Traditional stream-processing and complex event processing systems, such as Apache Storm and Software AG’s Apama, have focused on extracting interesting patterns from incoming data with stateless applications. While these applications maintain state information about the data stream itself, they don’t generally make use of information about the data sources or their context. For example, if an IoT application is attempting to detect whether data from a temperature sensor is predicting the failure of the medical freezer to which it is attached, it looks at patterns in the temperature changes, such as sudden spikes or a continuously upward trend, without regard to the freezer’s usage or service history.
The following diagram depicts a typical stream processing pipeline processing events from many data sources:
More recent stream-processing platforms, such as Apache Flink, have incorporated stateful stream processing into their architectures in the form of key-value stores or databases that the application can make use of to enhance its analysis. But they do not offer a specific semantic model which applications can leverage to organize and track useful state information and thereby deepen their ability to analyze data streams.

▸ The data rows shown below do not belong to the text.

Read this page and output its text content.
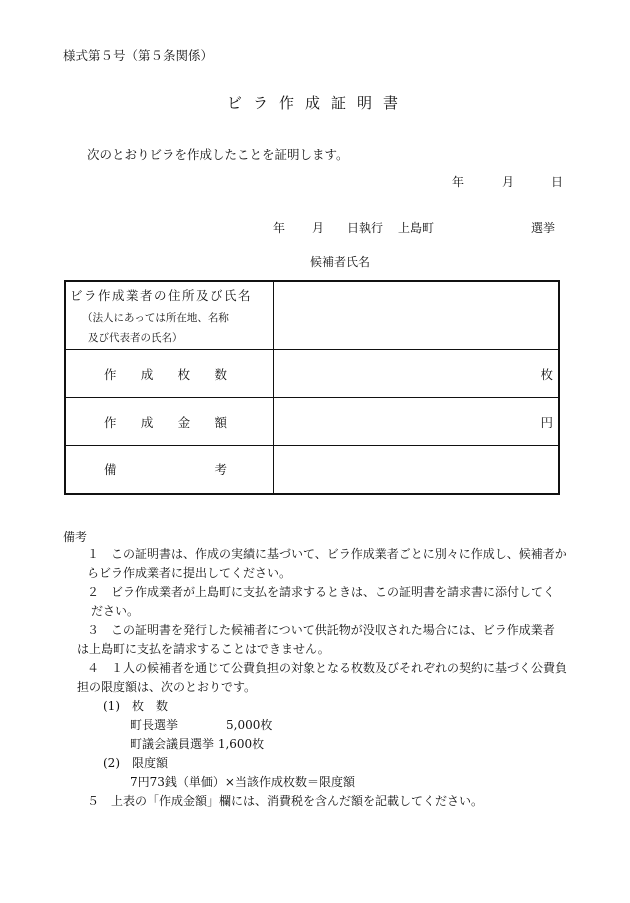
様式第５号（第５条関係）
ビラ作成証明書
次のとおりビラを作成したことを証明します。
年	月	日
年 月 日執行 上島町	選挙
候補者氏名
ビラ作成業者の住所及び氏名
（法人にあっては所在地、名称
及び代表者の氏名）	

作 成 枚 数	枚

作 成 金 額	円

備 考	

備考
１　この証明書は、作成の実績に基づいて、ビラ作成業者ごとに別々に作成し、候補者か
らビラ作成業者に提出してください。
２　ビラ作成業者が上島町に支払を請求するときは、この証明書を請求書に添付してく
ださい。
３　この証明書を発行した候補者について供託物が没収された場合には、ビラ作成業者
は上島町に支払を請求することはできません。
４　１人の候補者を通じて公費負担の対象となる枚数及びそれぞれの契約に基づく公費負
担の限度額は、次のとおりです。
(1)　枚　数
町長選挙　　　　5,000枚
町議会議員選挙 1,600枚
(2)　限度額
7円73銭（単価）×当該作成枚数＝限度額
５　上表の「作成金額」欄には、消費税を含んだ額を記載してください。
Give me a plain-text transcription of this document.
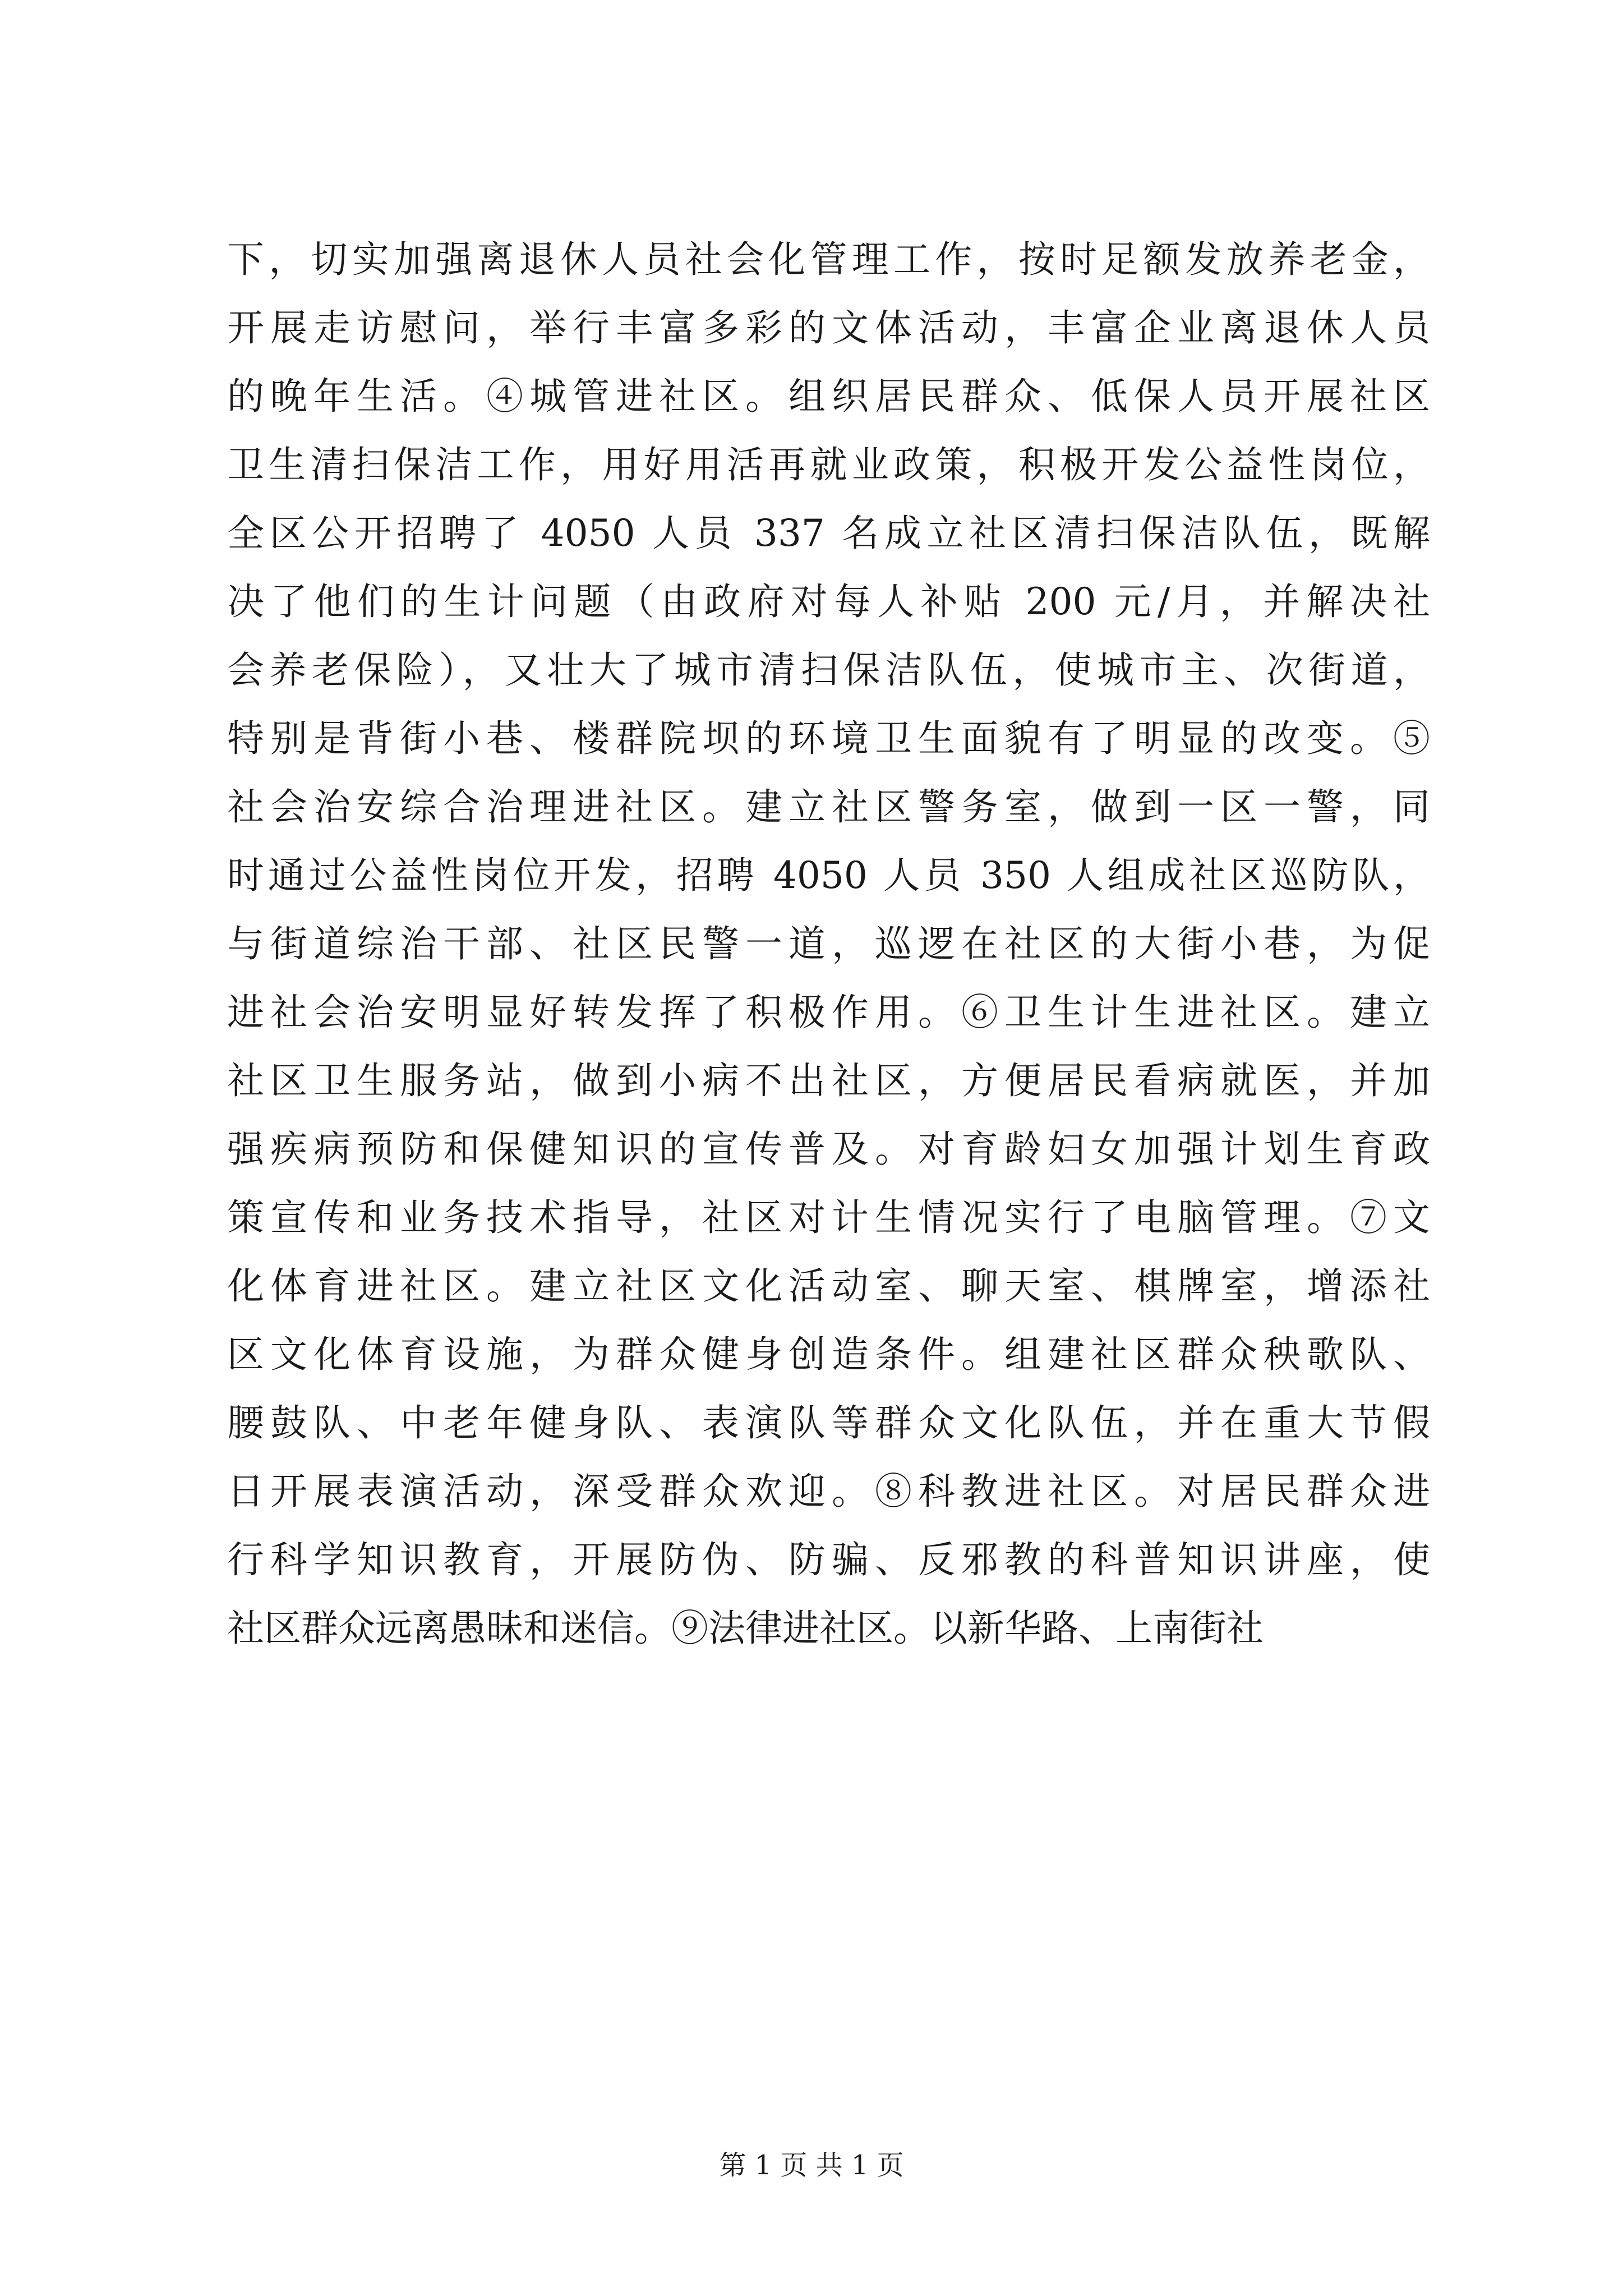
下，切实加强离退休人员社会化管理工作，按时足额发放养老金，
开展走访慰问，举行丰富多彩的文体活动，丰富企业离退休人员
的晚年生活。④城管进社区。组织居民群众、低保人员开展社区
卫生清扫保洁工作，用好用活再就业政策，积极开发公益性岗位，
全区公开招聘了 4050 人员 337 名成立社区清扫保洁队伍，既解
决了他们的生计问题（由政府对每人补贴 200 元/月，并解决社
会养老保险），又壮大了城市清扫保洁队伍，使城市主、次街道，
特别是背街小巷、楼群院坝的环境卫生面貌有了明显的改变。⑤
社会治安综合治理进社区。建立社区警务室，做到一区一警，同
时通过公益性岗位开发，招聘 4050 人员 350 人组成社区巡防队，
与街道综治干部、社区民警一道，巡逻在社区的大街小巷，为促
进社会治安明显好转发挥了积极作用。⑥卫生计生进社区。建立
社区卫生服务站，做到小病不出社区，方便居民看病就医，并加
强疾病预防和保健知识的宣传普及。对育龄妇女加强计划生育政
策宣传和业务技术指导，社区对计生情况实行了电脑管理。⑦文
化体育进社区。建立社区文化活动室、聊天室、棋牌室，增添社
区文化体育设施，为群众健身创造条件。组建社区群众秧歌队、
腰鼓队、中老年健身队、表演队等群众文化队伍，并在重大节假
日开展表演活动，深受群众欢迎。⑧科教进社区。对居民群众进
行科学知识教育，开展防伪、防骗、反邪教的科普知识讲座，使
社区群众远离愚昧和迷信。⑨法律进社区。以新华路、上南街社
第 1 页 共 1 页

The answer to this challenge may be found in the digital twin model. While this term was coined by Dr. Michael Grieves (U. Michigan) in 2002 for use in product life cycle management, it was recently popularized for IoT by Gartner in a 2017 report. This model offers key insights into how state data can be organized within stream-processing applications for maximum effectiveness. In particular, it suggests that applications implement a stateful model of the physical data sources that generate event streams, and that the application maintain separate state information for each data source. For example, using the digital twin model, a rental car company can track and analyze telemetry from each car in its fleet with digital twins:
The digital twin model thereby provides an intuitive approach to organizing state data, and, by shifting the focus of analysis from the event stream to the data sources, it potentially enables much deeper introspection than previously possible. With the digital twin model, an application can conveniently track all relevant information about the evolving state of physical data sources. It can then analyze incoming events in this rich context to provide high quality insights, alerting, and feedback. For example, digital twins of medical freezers could track detailed facts about the specific model, its service history, environmental conditions, and usage patterns for each physical unit to help analyze telemetry from a temperature sensor and make more informed predictions about possible impending failures.
Beyond providing a powerful semantic model for stateful stream processing, digital twins also offer advantages for software engineering because they can take advantage of well understood object-oriented programming techniques. A digital twin can be implemented as a data class which encapsulates both state data (including a time-ordered event collection) and methods for updating and analyzing that data. Analytics methods can range from simple sequential code to machine learning algorithms or rules engines. These methods also can reach out to databases to access and update historical data sets.
For each physical data source, an instance of a digital twin model is created by the stream-processing system to receive and analyze events. It is the responsibility of the system to correlate data from a given data source for delivery to each instance of a physical twin. In many applications, a stream-processing system may host thousands (or more) digital twins to handle the workload from its data sources. In an upcoming blog, we will look at how in-memory data grids provide a highly scalable platform for hosting digital twins.
One parting thought concerns the granularity of a digital twin. Does it encompass a model of a single sensor or that of a subsystem comprising multiple sensors? As with object-oriented programming in general, the answer is in the hands of the application developer, who must make choices about which data (and event streams) are logically related and need to be encapsulated in a single entity for analysis to meet the application’s goals.
The digital twin model provides a powerful organizational tool that focuses on the state of data sources instead of just the data within event streams. With this additional context, it magnifies the developer’s ability to implement deep introspection and represents a new way of thinking about stateful stream processing.